Calder-Travis Joshua, Bogacz Rafal, Yeung Nick
Department of Experimental Psychology, University of Oxford, UK.
MRC Brain Network Dynamics Unit, Nuffield Department of Clinical Neuroscience, University of Oxford, UK.
J Math Psychol. 2023 Dec;117:102815. doi: 10.1016/j.jmp.2023.102815.

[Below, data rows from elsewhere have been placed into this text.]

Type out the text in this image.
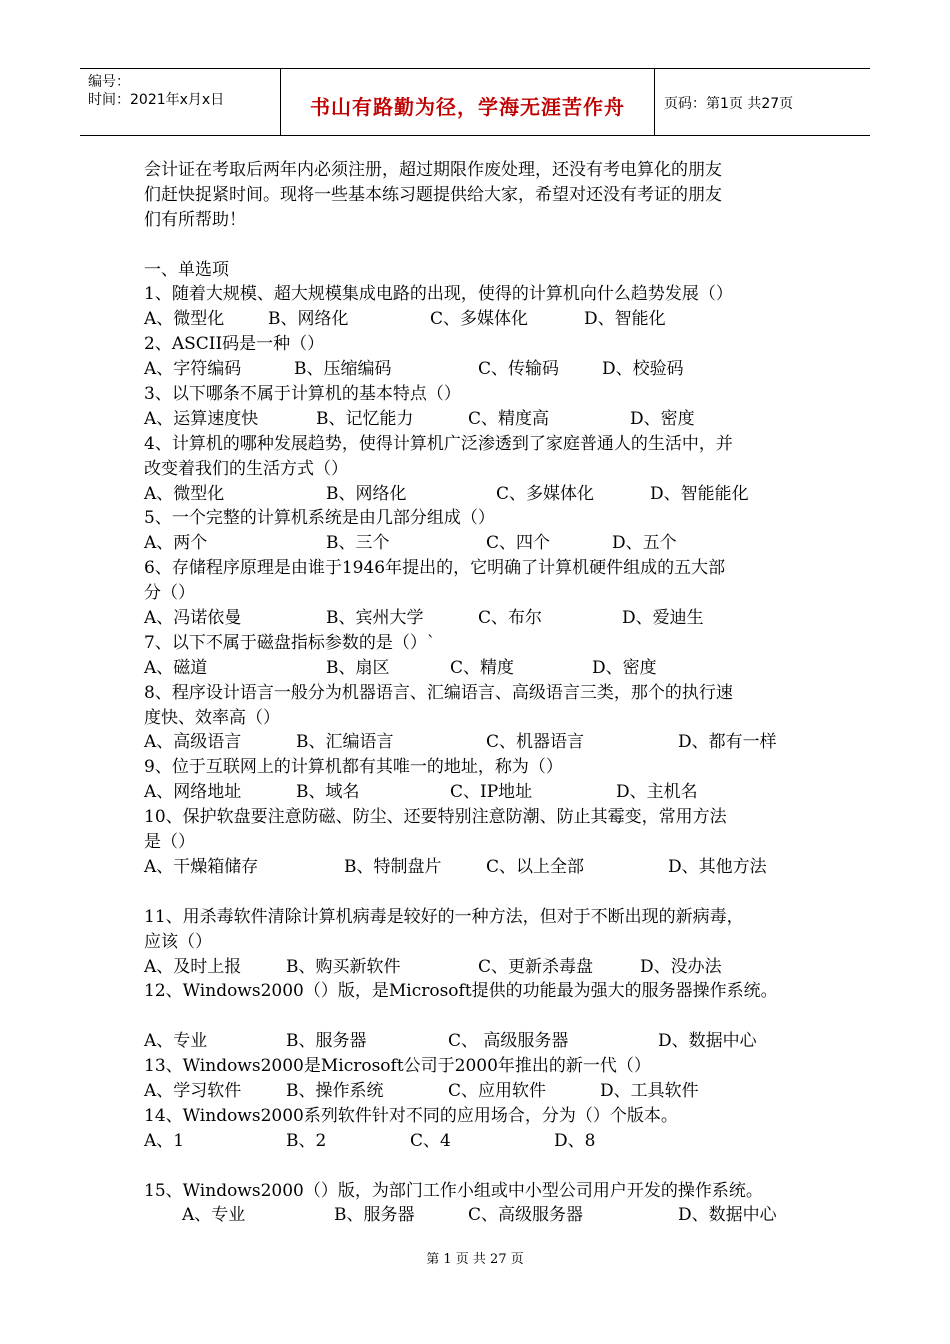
编号：
时间：2021年x月x日	书山有路勤为径，学海无涯苦作舟	页码：第1页 共27页
会计证在考取后两年内必须注册，超过期限作废处理，还没有考电算化的朋友
们赶快捉紧时间。现将一些基本练习题提供给大家，希望对还没有考证的朋友
们有所帮助！
一、单选项
1、随着大规模、超大规模集成电路的出现，使得的计算机向什么趋势发展（）
A、微型化	B、网络化	C、多媒体化	D、智能化
2、ASCII码是一种（）
A、字符编码	B、压缩编码	C、传输码	D、校验码
3、以下哪条不属于计算机的基本特点（）
A、运算速度快	B、记忆能力	C、精度高	D、密度
4、计算机的哪种发展趋势，使得计算机广泛渗透到了家庭普通人的生活中，并
改变着我们的生活方式（）
A、微型化	B、网络化	C、多媒体化	D、智能能化
5、一个完整的计算机系统是由几部分组成（）
A、两个	B、三个	C、四个	D、五个
6、存储程序原理是由谁于1946年提出的，它明确了计算机硬件组成的五大部
分（）
A、冯诺依曼	B、宾州大学	C、布尔	D、爱迪生
7、以下不属于磁盘指标参数的是（）`
A、磁道	B、扇区	C、精度	D、密度
8、程序设计语言一般分为机器语言、汇编语言、高级语言三类，那个的执行速
度快、效率高（）
A、高级语言	B、汇编语言	C、机器语言	D、都有一样
9、位于互联网上的计算机都有其唯一的地址，称为（）
A、网络地址	B、域名	C、IP地址	D、主机名
10、保护软盘要注意防磁、防尘、还要特别注意防潮、防止其霉变，常用方法
是（）
A、干燥箱储存	B、特制盘片	C、以上全部	D、其他方法
11、用杀毒软件清除计算机病毒是较好的一种方法，但对于不断出现的新病毒，
应该（）
A、及时上报	B、购买新软件	C、更新杀毒盘	D、没办法
12、Windows2000（）版，是Microsoft提供的功能最为强大的服务器操作系统。
A、专业	B、服务器	C、 高级服务器	D、数据中心
13、Windows2000是Microsoft公司于2000年推出的新一代（）
A、学习软件	B、操作系统	C、应用软件	D、工具软件
14、Windows2000系列软件针对不同的应用场合，分为（）个版本。
A、1	B、2	C、4	D、8
15、Windows2000（）版，为部门工作小组或中小型公司用户开发的操作系统。
A、专业	B、服务器	C、高级服务器	D、数据中心
第 1 页 共 27 页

We introduce a new approach to modelling decision confidence, with the aim of enabling computationally cheap predictions while taking into account, and thereby exploiting, trial-by-trial variability in stochastically fluctuating stimuli. Using the framework of the drift diffusion model of decision making, along with time-dependent thresholds and the idea of a Bayesian confidence readout, we derive expressions for the probability distribution over confidence reports. In line with current models of confidence, the derivations allow for the accumulation of "pipeline" evidence that has been received but not processed by the time of response, the effect of drift rate variability, and metacognitive noise. The expressions are valid for stimuli that change over the course of a trial with normally-distributed fluctuations in the evidence they provide. A number of approximations are made to arrive at the final expressions, and we test all approximations via simulation. The derived expressions contain only a small number of standard functions, and require evaluating only once per trial, making trial-by-trial modelling of confidence data in stochastically fluctuating stimuli tasks more feasible. We conclude by using the expressions to gain insight into the confidence of optimal observers, and empirically observed patterns.
我们引入了一种新的决策信心建模方法,目的是在考虑并利用随机波动刺激中逐次试验的变异性的同时,实现计算成本低廉的预测。利用决策的漂移扩散模型框架,结合随时间变化的阈值和贝叶斯信心读出的概念,我们推导出了信心报告概率分布的表达式。与当前的信心模型一致,这些推导考虑了在做出反应时已接收但未处理的“管道”证据的积累、漂移率变异性的影响以及元认知噪声。这些表达式适用于在试验过程中随其提供的证据的正态分布波动而变化的刺激。为了得到最终表达式,我们进行了一些近似,并通过模拟测试了所有近似。推导得出的表达式只包含少量标准函数,并且每次试验只需评估一次,这使得在随机波动刺激任务中对信心数据进行逐次试验建模更加可行。我们通过使用这些表达式来深入了解最优观察者的信心以及实证观察到的模式来得出结论。